La tribu des Loteae est également approchée dans son acception moderne, englobant celle des Coronilleae. En son sein nous avons fait le choix de traiter les genres Anthyllis, Lotus, Coronilla et même Hippocrepis dans leur approche la plus large que possible, nous semblant la seule démarche leur garantissant une monophylie. Les genres Hymenocarpus, Dorycnium, Tetragonolobus, Securigera et Emerus ne sont donc pas retenus.
Le taxon Anthyllis vulneraria est quant à lui, parmi toutes les Légumineuses de la flore française, celui qui nous a posé le plus de difficultés pour établir des entités taxonomiques cohérentes. L’introgression des rares taxons sauvages par des plantes issues de culture, elles-mêmes de constitution originelle peu établie, rend l’interprétation de très nombreuses populations françaises quasiment impossible, en tout cas elle nous est inaccessible. Nous proposons donc modestement un traitement qui ne nous satisfait pas pleinement mais qui correspond à notre compréhension de celui-ci.

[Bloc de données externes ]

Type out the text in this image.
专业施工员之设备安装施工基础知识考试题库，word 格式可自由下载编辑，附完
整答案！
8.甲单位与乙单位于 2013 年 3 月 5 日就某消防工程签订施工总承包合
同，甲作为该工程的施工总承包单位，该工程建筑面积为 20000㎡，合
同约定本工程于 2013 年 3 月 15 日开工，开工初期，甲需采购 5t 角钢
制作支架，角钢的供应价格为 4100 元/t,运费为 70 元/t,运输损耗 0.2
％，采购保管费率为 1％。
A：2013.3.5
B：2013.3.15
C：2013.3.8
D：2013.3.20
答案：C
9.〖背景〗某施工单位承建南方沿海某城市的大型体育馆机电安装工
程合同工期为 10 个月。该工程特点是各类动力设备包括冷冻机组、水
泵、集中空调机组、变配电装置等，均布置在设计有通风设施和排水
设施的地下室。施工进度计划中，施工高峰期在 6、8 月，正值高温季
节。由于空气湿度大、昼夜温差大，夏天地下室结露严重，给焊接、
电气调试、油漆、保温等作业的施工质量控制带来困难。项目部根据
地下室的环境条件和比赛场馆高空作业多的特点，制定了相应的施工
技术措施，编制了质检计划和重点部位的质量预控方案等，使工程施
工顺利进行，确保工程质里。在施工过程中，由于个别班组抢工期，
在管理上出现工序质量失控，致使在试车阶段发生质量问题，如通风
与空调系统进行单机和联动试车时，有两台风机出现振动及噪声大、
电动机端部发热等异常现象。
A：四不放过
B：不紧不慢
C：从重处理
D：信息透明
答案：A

De façon générale, nous conservons dans ce volume la logique qui a été la nôtre dans les tomes précédents, soit d’une part de traiter les espèces dans une approche large, sans retenir les variétés de faible robustesse, et d’autre part de refondre systématiquement les approches taxonomiques classiques au regard des études phylogénétiques les plus récemment publiées.
Dans un chapitre initial, nous avons fait le choix de proposer un certain nombre de généralités sur la famille des Leguminosae. Si le point central est l’histoire de sa classification, dont les derniers rebondissements sont très récents (cf. supra), nous avons également souhaité, comme nous l’avons fait dans toutes les fiches espèces, proposer des éléments de pharmacognosie et de toxicologie. Cette famille joue en effet un rôle important dans ces deux disciplines au sein du règne végétal. De même, nous avons listé succinctement les usages ethnobotaniques de ces plantes, largement utilisées par l’Homme. L’iconographie reste par ailleurs un point auquel nous attachons une grande importance, et les images numérisées de plantes fraîches vous permettront, nous l’espérons, de faciliter votre travail d’identification.
Pour chacun des quatre volumes nous avons sollicité des plumes prestigieuses pour rédiger les préfaces. À notre grand plaisir tous l’ont fait très spontanément, et nous sommes très fiers que ces volumes aient été ouverts par Nigel Maxted, le regretté Dániel Pifkó, Ernest Small et Shahin Zarre. Pour ce dernier tome c’est Anne Bruneau, l’une des meilleurs spécialistes mondiaux de la famille, qui a accepté de le faire. Même si cela est fait plus loin ou l’a déjà été fait, nous les remercions tous très sincèrement ; leur soutien a validé notre travail.
Nous espérons une nouvelle fois que vous prendrez beaucoup de plaisir à consulter ce dernier volume ainsi que l’ensemble de notre travail et vous invitons à nous retourner vos corrections et surtout vos nouvelles observations pour les futurs compléments à la monographie.